Effect of xanthan gum on the interfacial and foam properties of an acidic sophorolipid solution: experimental and theoretical studies

Abstract

The interaction mechanism between surfactants and polymers has important guiding significance in the field of high-performance fluid design. However, research on the interactions between biological surfactants and microbial polysaccharides remains limited. In this paper, the effect of xanthan gum on the interfacial properties of an acidic sophorolipid solution, such as surface tension, viscosity, rheology and foam properties, was systematically studied by means of experimental and theoretical methods. The results showed that the addition of 0.1 wt% xanthan gum had little effect on the critical micelle concentration of acidic sophorolipid, and increased the contact angles of the aqueous solution with PTFE and PP. At the same time, the interaction between acidic sophorolipid and xanthan gum reduced the bulk viscosity of the xanthan gum solution. Furthermore, the shear-thinning characteristics of the mixed system did not change, but the yield value gradually decreased with increasing acidic sophorolipid concentration. Significantly, the addition of xanthan gum slightly reduced the foaming property of acidic sophorolipid but significantly improved the stability of the foam.
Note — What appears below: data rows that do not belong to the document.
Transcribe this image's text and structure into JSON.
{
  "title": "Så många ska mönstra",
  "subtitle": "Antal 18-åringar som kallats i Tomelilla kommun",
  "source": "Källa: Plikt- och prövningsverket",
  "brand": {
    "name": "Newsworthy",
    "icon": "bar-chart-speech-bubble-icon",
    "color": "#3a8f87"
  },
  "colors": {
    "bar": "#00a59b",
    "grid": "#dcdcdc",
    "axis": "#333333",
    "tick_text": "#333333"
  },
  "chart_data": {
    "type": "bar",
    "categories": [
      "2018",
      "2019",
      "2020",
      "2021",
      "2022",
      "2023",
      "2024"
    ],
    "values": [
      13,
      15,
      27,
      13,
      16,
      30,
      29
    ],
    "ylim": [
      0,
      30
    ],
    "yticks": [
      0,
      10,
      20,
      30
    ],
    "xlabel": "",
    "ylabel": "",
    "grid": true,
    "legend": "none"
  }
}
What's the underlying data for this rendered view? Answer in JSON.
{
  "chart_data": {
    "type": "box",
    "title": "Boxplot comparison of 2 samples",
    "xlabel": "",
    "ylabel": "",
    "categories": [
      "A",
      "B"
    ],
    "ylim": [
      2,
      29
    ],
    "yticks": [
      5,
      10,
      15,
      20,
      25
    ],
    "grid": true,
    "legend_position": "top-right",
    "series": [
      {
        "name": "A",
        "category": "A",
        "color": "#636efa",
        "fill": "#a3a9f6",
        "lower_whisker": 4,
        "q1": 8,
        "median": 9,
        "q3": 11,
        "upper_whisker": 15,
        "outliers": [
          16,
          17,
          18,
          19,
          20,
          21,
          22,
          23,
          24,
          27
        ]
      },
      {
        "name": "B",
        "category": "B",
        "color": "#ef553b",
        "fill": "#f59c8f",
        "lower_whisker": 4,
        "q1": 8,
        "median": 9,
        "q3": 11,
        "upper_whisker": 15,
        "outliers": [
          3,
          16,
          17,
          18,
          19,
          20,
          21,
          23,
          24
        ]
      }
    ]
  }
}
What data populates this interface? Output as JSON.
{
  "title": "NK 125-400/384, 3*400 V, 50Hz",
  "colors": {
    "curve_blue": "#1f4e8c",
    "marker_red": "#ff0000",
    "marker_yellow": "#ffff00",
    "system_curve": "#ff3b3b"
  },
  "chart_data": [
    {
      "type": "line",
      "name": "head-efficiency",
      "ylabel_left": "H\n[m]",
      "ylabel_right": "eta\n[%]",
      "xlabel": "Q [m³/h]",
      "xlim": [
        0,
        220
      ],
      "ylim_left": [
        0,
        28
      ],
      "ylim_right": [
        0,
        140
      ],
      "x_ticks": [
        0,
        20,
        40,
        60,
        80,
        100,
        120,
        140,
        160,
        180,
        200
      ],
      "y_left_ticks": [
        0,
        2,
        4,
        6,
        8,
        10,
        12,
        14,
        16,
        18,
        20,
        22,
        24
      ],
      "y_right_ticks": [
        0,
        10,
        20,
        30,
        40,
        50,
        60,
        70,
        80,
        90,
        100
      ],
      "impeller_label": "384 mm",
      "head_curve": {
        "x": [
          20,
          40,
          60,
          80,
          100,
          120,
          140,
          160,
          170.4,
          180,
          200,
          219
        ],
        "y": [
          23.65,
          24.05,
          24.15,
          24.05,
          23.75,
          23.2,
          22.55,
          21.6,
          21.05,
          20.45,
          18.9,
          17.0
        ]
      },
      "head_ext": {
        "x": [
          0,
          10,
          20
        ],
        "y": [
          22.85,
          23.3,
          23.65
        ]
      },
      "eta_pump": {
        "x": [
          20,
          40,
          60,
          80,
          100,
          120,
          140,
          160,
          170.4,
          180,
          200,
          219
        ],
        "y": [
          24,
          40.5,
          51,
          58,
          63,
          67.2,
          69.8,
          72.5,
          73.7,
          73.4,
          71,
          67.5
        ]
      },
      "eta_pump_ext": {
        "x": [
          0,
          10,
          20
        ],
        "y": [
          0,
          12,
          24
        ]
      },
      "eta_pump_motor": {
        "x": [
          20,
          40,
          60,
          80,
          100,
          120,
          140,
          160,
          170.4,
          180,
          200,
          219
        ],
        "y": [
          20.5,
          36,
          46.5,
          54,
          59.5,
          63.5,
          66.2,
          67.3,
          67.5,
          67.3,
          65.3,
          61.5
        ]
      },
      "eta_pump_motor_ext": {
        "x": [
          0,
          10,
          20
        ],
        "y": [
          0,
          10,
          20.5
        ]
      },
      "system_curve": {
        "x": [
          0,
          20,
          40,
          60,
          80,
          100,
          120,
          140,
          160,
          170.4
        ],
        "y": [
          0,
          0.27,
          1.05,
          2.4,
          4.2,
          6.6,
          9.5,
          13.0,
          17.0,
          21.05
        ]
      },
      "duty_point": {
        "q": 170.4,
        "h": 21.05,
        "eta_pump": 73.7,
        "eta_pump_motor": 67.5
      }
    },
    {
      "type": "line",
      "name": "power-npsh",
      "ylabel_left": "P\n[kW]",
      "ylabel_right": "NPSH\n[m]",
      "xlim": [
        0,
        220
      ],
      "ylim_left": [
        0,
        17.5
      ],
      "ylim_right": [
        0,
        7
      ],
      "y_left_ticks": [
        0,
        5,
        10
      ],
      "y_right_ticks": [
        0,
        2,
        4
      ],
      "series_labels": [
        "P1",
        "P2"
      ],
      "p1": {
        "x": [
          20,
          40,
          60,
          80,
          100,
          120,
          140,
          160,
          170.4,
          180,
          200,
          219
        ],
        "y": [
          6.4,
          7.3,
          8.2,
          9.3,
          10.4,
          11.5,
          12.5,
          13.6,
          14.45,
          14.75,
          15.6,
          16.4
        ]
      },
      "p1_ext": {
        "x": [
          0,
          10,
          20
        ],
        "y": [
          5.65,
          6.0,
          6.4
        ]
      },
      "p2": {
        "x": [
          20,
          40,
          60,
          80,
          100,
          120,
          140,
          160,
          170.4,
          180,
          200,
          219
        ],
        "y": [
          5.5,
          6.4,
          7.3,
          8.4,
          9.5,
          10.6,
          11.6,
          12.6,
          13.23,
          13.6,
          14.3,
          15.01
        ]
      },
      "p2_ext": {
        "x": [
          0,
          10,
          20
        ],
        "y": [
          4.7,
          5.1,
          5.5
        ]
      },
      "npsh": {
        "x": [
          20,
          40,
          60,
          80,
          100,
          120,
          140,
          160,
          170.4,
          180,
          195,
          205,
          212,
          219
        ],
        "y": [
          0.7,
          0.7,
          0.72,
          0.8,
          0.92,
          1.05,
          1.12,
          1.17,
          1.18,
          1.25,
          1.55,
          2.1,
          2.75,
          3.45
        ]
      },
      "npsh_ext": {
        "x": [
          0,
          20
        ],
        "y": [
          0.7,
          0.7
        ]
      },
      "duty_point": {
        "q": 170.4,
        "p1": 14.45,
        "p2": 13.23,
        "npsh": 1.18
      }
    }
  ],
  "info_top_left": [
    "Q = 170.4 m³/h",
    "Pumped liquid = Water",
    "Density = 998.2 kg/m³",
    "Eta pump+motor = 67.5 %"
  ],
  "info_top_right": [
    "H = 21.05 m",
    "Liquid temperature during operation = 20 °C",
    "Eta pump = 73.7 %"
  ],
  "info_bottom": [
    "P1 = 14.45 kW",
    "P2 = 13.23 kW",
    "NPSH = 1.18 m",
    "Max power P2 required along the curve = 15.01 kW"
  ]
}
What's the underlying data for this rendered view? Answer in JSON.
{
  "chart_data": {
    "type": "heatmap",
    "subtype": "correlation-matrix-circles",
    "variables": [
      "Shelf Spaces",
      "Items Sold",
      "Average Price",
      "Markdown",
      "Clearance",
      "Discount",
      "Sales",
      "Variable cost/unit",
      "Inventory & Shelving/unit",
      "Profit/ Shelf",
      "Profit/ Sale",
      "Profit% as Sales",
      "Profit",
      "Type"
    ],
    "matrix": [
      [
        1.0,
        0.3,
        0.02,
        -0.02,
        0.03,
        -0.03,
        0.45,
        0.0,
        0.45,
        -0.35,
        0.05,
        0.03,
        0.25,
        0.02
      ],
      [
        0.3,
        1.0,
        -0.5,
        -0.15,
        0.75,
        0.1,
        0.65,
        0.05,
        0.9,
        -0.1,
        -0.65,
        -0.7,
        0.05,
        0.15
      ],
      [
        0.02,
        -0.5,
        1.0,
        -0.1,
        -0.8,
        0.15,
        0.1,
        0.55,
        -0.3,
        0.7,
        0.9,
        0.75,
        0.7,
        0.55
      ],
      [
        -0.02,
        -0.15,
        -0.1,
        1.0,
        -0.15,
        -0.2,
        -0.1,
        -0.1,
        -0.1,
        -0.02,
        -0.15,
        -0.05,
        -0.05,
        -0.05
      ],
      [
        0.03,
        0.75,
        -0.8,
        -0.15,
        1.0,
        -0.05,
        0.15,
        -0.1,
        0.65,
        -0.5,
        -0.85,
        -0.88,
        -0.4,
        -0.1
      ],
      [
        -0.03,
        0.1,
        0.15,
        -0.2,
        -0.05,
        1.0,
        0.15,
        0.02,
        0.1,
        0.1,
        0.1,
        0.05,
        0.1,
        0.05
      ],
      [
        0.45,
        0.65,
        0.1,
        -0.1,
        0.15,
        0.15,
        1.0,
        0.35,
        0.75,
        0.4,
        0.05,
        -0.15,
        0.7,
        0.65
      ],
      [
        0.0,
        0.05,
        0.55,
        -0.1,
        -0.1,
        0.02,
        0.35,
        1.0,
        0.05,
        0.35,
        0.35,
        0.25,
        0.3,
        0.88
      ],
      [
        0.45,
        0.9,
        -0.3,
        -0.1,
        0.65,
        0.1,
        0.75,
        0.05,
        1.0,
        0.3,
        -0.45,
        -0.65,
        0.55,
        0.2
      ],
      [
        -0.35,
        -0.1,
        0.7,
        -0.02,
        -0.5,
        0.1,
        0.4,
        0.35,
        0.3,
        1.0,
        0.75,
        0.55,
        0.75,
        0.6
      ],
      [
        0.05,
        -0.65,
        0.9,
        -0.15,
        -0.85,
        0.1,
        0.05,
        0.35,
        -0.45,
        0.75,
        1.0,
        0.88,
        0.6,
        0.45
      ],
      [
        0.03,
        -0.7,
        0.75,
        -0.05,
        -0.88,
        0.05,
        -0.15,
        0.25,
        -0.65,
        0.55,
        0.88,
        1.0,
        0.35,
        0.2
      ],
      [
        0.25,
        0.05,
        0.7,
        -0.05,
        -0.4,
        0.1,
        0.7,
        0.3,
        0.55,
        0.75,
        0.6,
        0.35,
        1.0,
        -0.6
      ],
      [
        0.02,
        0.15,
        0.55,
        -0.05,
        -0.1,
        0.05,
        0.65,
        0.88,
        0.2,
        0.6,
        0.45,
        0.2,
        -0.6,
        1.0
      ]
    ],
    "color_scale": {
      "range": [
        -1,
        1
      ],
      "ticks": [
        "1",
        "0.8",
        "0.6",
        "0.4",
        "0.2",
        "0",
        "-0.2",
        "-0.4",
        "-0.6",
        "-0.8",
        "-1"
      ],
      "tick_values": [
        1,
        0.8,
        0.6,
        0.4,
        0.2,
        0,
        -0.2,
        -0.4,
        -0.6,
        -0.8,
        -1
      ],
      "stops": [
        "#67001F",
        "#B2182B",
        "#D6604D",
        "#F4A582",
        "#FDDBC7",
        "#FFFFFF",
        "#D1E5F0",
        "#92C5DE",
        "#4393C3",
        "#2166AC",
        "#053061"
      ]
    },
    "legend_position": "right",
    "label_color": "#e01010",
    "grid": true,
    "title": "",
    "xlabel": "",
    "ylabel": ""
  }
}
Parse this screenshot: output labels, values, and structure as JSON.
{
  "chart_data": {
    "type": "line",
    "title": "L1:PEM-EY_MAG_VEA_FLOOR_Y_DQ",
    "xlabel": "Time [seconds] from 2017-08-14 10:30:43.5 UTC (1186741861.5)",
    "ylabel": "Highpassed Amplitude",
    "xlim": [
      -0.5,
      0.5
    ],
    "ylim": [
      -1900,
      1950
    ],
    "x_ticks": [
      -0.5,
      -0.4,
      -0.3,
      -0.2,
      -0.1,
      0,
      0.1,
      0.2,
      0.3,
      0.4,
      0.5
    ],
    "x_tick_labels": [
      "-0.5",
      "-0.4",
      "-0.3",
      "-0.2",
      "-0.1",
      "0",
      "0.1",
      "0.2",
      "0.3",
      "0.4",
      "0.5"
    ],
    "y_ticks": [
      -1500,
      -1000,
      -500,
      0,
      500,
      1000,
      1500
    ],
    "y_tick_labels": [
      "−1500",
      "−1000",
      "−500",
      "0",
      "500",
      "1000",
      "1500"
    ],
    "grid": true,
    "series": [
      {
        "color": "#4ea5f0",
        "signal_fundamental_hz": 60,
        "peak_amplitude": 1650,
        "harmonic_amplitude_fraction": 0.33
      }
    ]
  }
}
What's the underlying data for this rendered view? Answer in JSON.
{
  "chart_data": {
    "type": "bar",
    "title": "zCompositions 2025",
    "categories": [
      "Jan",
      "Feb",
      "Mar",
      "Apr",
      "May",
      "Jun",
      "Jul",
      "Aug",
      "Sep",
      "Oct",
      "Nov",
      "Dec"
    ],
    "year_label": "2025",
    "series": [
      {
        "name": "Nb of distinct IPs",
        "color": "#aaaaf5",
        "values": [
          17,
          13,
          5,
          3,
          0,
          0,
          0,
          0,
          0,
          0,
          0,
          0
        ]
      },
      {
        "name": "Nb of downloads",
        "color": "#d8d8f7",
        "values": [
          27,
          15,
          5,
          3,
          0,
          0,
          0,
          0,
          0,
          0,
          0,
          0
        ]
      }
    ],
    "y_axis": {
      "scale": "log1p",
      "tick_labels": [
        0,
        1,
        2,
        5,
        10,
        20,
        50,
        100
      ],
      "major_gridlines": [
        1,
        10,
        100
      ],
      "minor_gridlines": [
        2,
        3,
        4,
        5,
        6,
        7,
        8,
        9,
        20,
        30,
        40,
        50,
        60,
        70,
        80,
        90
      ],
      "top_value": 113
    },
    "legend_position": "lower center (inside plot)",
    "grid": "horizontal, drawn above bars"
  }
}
Foam counting and image analysis showed that xanthan gum not only made the foam small and evenly distributed, but also inhibited the aggregation of foam effectively as acidic sophorolipid concentration increased. Finally, in order to reveal the molecular mechanism underlying the interaction between xanthan gum and acidic sophorolipid, DFT calculations were used to simulate their interaction. The results indicated that robust hydrogen bonding interactions involving carboxyl and hydroxyl groups exist between acidic sophorolipids and xanthan gum, thereby contributing to the enhancement of foam stability. These findings would provide useful references for biosurfactant applications in complicated formulations across diverse fields.